John O'Manique. The Origins of Justice: the Evolution of Morality, Human Rights and Law
Journal of Sociology and Social Welfare, June, 2004 by Dorothy Van Soest
John O'Manique. The Origins of Justice: The Evolution of Morality, Human Rights and Law. Philadelphia: University of Pennsylvania Press, 2003. $36.50 hardover, $26.00 papercover.
If social workers are to take seriously the professional mandate to promote social justice, we need to be rigorous in our thinking about what social justice means and how to go about achieving it. Many of us have experienced the phenomenon of finger-pointing among our peers, with some people claiming to be for social justice while accusing others of not being for social justice, based on a misperception among social workers that we all mean the same thing when we use the term. Yet there is no one perspective of social justice that is the agreed-upon organizing value of social work. Further, there are different conceptualizations about justice--distributive, legal, and commutative--that are based on the social contract tradition that has prevailed among political philosophers from Hobbes, Locke, Kant and Rousseau to John Rawls and Robert Nozick. Contemporary distributive justice theories, particularly those of Rawls and Nozick, serve as a useful tool for social work in that they present an ideal social contract that explains how a just society would be formed rationally, ruled by a moral government and regulated by a defensible moral code.
In The Origins of Justice, O'Manique develops hypotheses about the origins of human rights and justice that challenge the writings of modern theorists such as Rawls and Nozick. The view of human nature and the origins of social justice that he presents are radically different from that of the prevailing Western paradigm altogether. Instead of seeing humans in a negative light as fundamentally aggressive and solitary, O'Manique shifts the emphasis to a more positive characterization of human origins within social communities, in which mutual care and empathy are just as natural and effective as selfish, competitive behavior. His hypotheses, based on neo-Darwinian theory and contemporary research on evolution, are compelling and convincing. Instead of seeing justice as a rational solution to the natural condition of fear and conflict, O'Manique presents evidence to support the hypothesis that human rights, law, and justice arise within caring communities, from the reflections of our early ancesters on genetically based inclinations required for biological development. He shows that humans--once they developed self-consciousness--constructed systems of justice within the context of their communities and cultures that transcended the biological base from which they emerged.

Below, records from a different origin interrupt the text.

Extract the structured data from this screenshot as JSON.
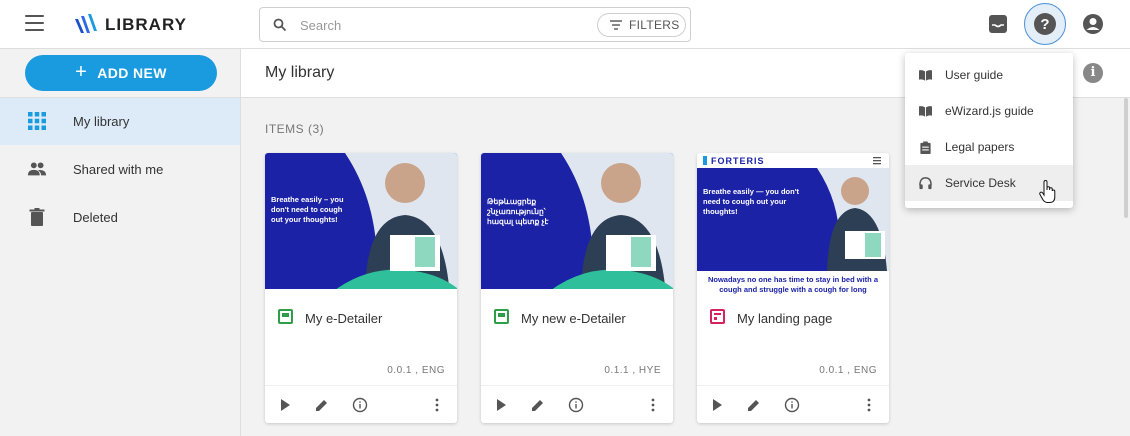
{
  "app": {
    "brand": "Library"
  },
  "search": {
    "placeholder": "Search",
    "filters_label": "FILTERS"
  },
  "add_new_label": "ADD NEW",
  "page_title": "My library",
  "sidebar": {
    "items": [
      {
        "label": "My library",
        "icon": "grid-icon",
        "active": true
      },
      {
        "label": "Shared with me",
        "icon": "people-icon",
        "active": false
      },
      {
        "label": "Deleted",
        "icon": "trash-icon",
        "active": false
      }
    ]
  },
  "items_label": "ITEMS (3)",
  "cards": [
    {
      "title": "My e-Detailer",
      "version": "0.0.1 , ENG",
      "type": "e-detailer",
      "thumb_text": "Breathe easily – you don't need to cough out your thoughts!"
    },
    {
      "title": "My new e-Detailer",
      "version": "0.1.1 , HYE",
      "type": "e-detailer",
      "thumb_text": "Թեթևացրեք շնչառությունը՝ հազալ պետք չէ"
    },
    {
      "title": "My landing page",
      "version": "0.0.1 , ENG",
      "type": "landing-page",
      "thumb_brand": "FORTERIS",
      "thumb_text": "Breathe easily — you don't need to cough out your thoughts!",
      "thumb_footer": "Nowadays no one has time to stay in bed with a cough and struggle with a cough for long"
    }
  ],
  "help_menu": {
    "items": [
      {
        "label": "User guide",
        "icon": "book-icon"
      },
      {
        "label": "eWizard.js guide",
        "icon": "book-icon"
      },
      {
        "label": "Legal papers",
        "icon": "clipboard-icon"
      },
      {
        "label": "Service Desk",
        "icon": "headset-icon"
      }
    ]
  },
  "colors": {
    "accent": "#1a9be0",
    "thumb_blue": "#1b22a6",
    "active_bg": "#dcebf7"
  }
}
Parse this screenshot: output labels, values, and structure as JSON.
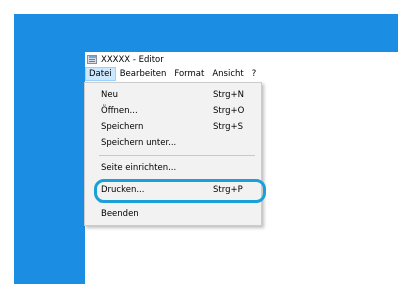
{
  "window": {
    "title": "XXXXX - Editor",
    "icon": "notepad-icon"
  },
  "menubar": {
    "items": [
      "Datei",
      "Bearbeiten",
      "Format",
      "Ansicht",
      "?"
    ]
  },
  "dropdown": {
    "items": [
      {
        "label": "Neu",
        "shortcut": "Strg+N"
      },
      {
        "label": "Öffnen...",
        "shortcut": "Strg+O"
      },
      {
        "label": "Speichern",
        "shortcut": "Strg+S"
      },
      {
        "label": "Speichern unter...",
        "shortcut": ""
      },
      {
        "label": "Seite einrichten...",
        "shortcut": ""
      },
      {
        "label": "Drucken...",
        "shortcut": "Strg+P"
      },
      {
        "label": "Beenden",
        "shortcut": ""
      }
    ]
  },
  "colors": {
    "desktop": "#1b8ee3",
    "highlight_ring": "#1aa0d8",
    "active_menu": "#cce8ff"
  }
}
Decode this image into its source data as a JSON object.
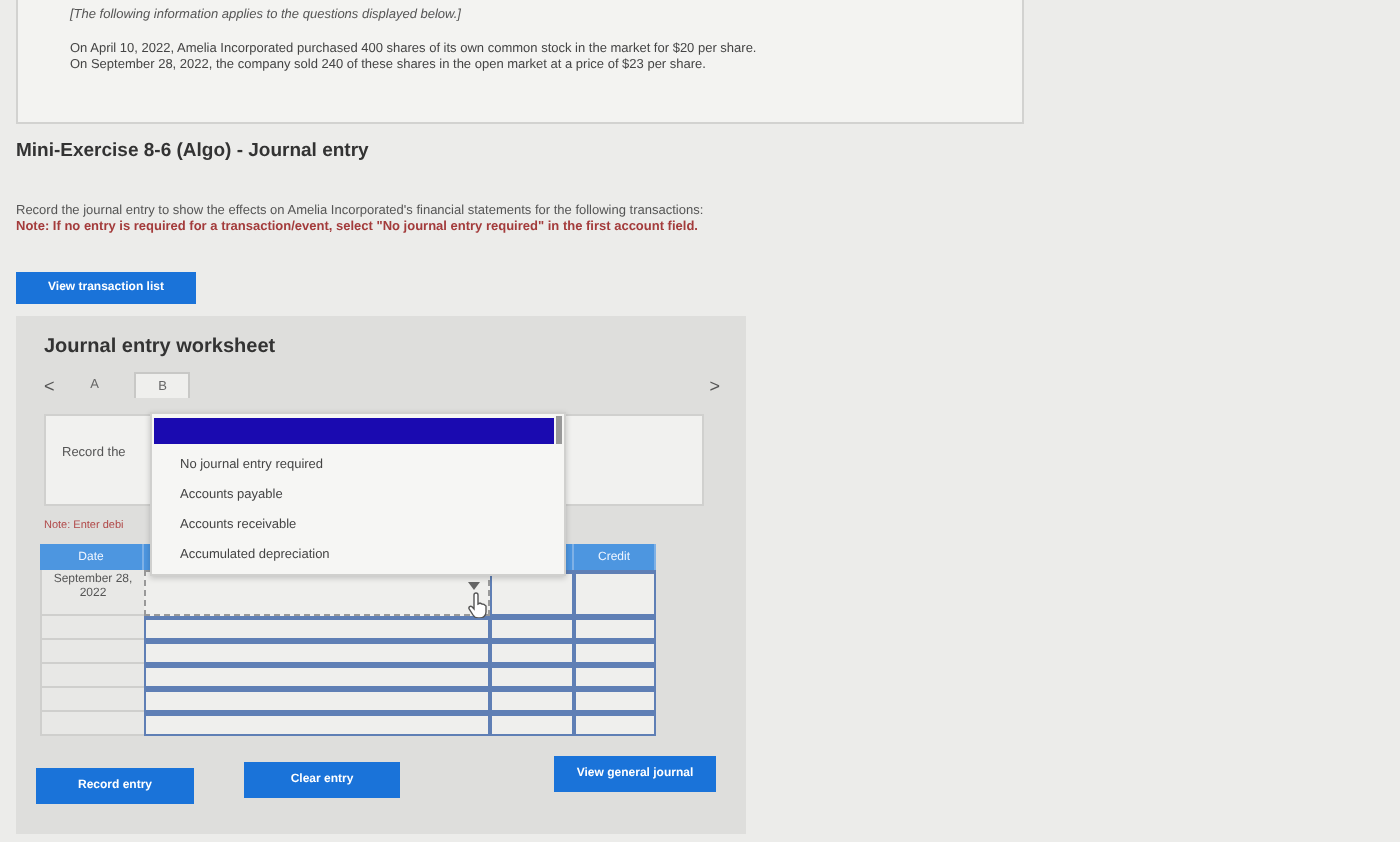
{
  "info": {
    "heading": "[The following information applies to the questions displayed below.]",
    "lines": [
      "On April 10, 2022, Amelia Incorporated purchased 400 shares of its own common stock in the market for $20 per share.",
      "On September 28, 2022, the company sold 240 of these shares in the open market at a price of $23 per share."
    ]
  },
  "title": "Mini-Exercise 8-6 (Algo) - Journal entry",
  "instruction": "Record the journal entry to show the effects on Amelia Incorporated's financial statements for the following transactions:",
  "note": "Note: If no entry is required for a transaction/event, select \"No journal entry required\" in the first account field.",
  "transaction_button": "View transaction list",
  "worksheet": {
    "title": "Journal entry worksheet",
    "prev": "<",
    "next": ">",
    "tabs": [
      {
        "label": "A",
        "selected": false
      },
      {
        "label": "B",
        "selected": true
      }
    ],
    "description": "Record the",
    "hint": "Note: Enter debi",
    "table": {
      "header": {
        "date": "Date",
        "credit": "Credit"
      },
      "rows": [
        {
          "date": "September 28, 2022",
          "kind": "dropdown"
        },
        {
          "kind": "blank"
        },
        {
          "kind": "blank"
        },
        {
          "kind": "blank"
        },
        {
          "kind": "blank"
        },
        {
          "kind": "blank"
        }
      ]
    },
    "dropdown": {
      "options": [
        {
          "selected": true
        },
        {
          "label": "No journal entry required",
          "selected": false
        },
        {
          "label": "Accounts payable",
          "selected": false
        },
        {
          "label": "Accounts receivable",
          "selected": false
        },
        {
          "label": "Accumulated depreciation",
          "selected": false
        }
      ]
    },
    "buttons": [
      "Record entry",
      "Clear entry",
      "View general journal"
    ]
  }
}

In order to explain justice and its essential elements--morality, human rights and obligations, and law--O'Manique is looking for the origins of justice and seeking to explain justice. Thus, his theory differs from those of Rawls and Nozick in that their theories are normative and present a model of what they would like justice to be. In stark contrast, O'Manique's theory is an empirically based search for actual evolutionary origins of justice rather than a moral argument about what justice should be.
While Rawls and Nozick are perceived to be in opposition--with Rawls representing a liberal view and Nozick representing a neoconservative view--O'Manique argues that their theories begin with virtually the same assumptions about human nature. Those assumptions are consistent with the dominant paradigm of the nature of man (1) as a rational planner, or maximizer, and basically selfish, and a Hobbesian view of life as nasty and solitary. In his exploration, O'Manique shows evidence that human development is distinquished primarily by self-consciousness and its various cognitive manifestations, including understanding, self-conscious feeling, intuition, and reasoning/rationality. While reasoning is indispensable, it is neither primary nor central. Throughout the book, O'Manique explores through the use of scenarios but, unlike the fictional "states of nature" from Hobbes to Rawls and Nozick, the scenarios are drawn from the natural sciences. While they are not confirmed and thus remain hypotheses in the scientific sense, O'Manique's scenarios attempt to get at actual human origins and, thereby, the real origins of justice.
As O'Manique points out at the end of his book, the least understood of the hypotheses necessary for his argument is that our early ancestors lived in communities that were relatively peaceful and benevolent and that they were led by women. While there is much evidence for this, there are also several interpretations of it. While it is not questioned that today's world is patriarchal, the issue of transition is important and the evidence does not provide a clear picture of how that happened. Although contemporary societies are quite Hobbesian, O'Manique is convinced that this is neither the natural state nor the original position.
What might this say about our future? O'Manique's concluding comments are far too brief on this but nonetheless, they leave the reader with a sense of hope. Human origins were convincingly characterized in the book as being both selfish and caring. We may be encouraged by the fact that there is growing movemnent in civil society, outside traditional patriarchal political systems, that counters in various ways the current dysfunctional political, economic, environmental, and social trends that lean heavily on the selfish side of our natures. In the last paragraph of his book, O'Manique declares: "Even more encouraging is the fact that there are more than three billion women on the planet, that they have power wherever they are, and that more of them are moving into positions of traditional political and corporate power. This in itself should shift the central tendency from power-over toward power-wish and move us closer to a natural and developmental balance."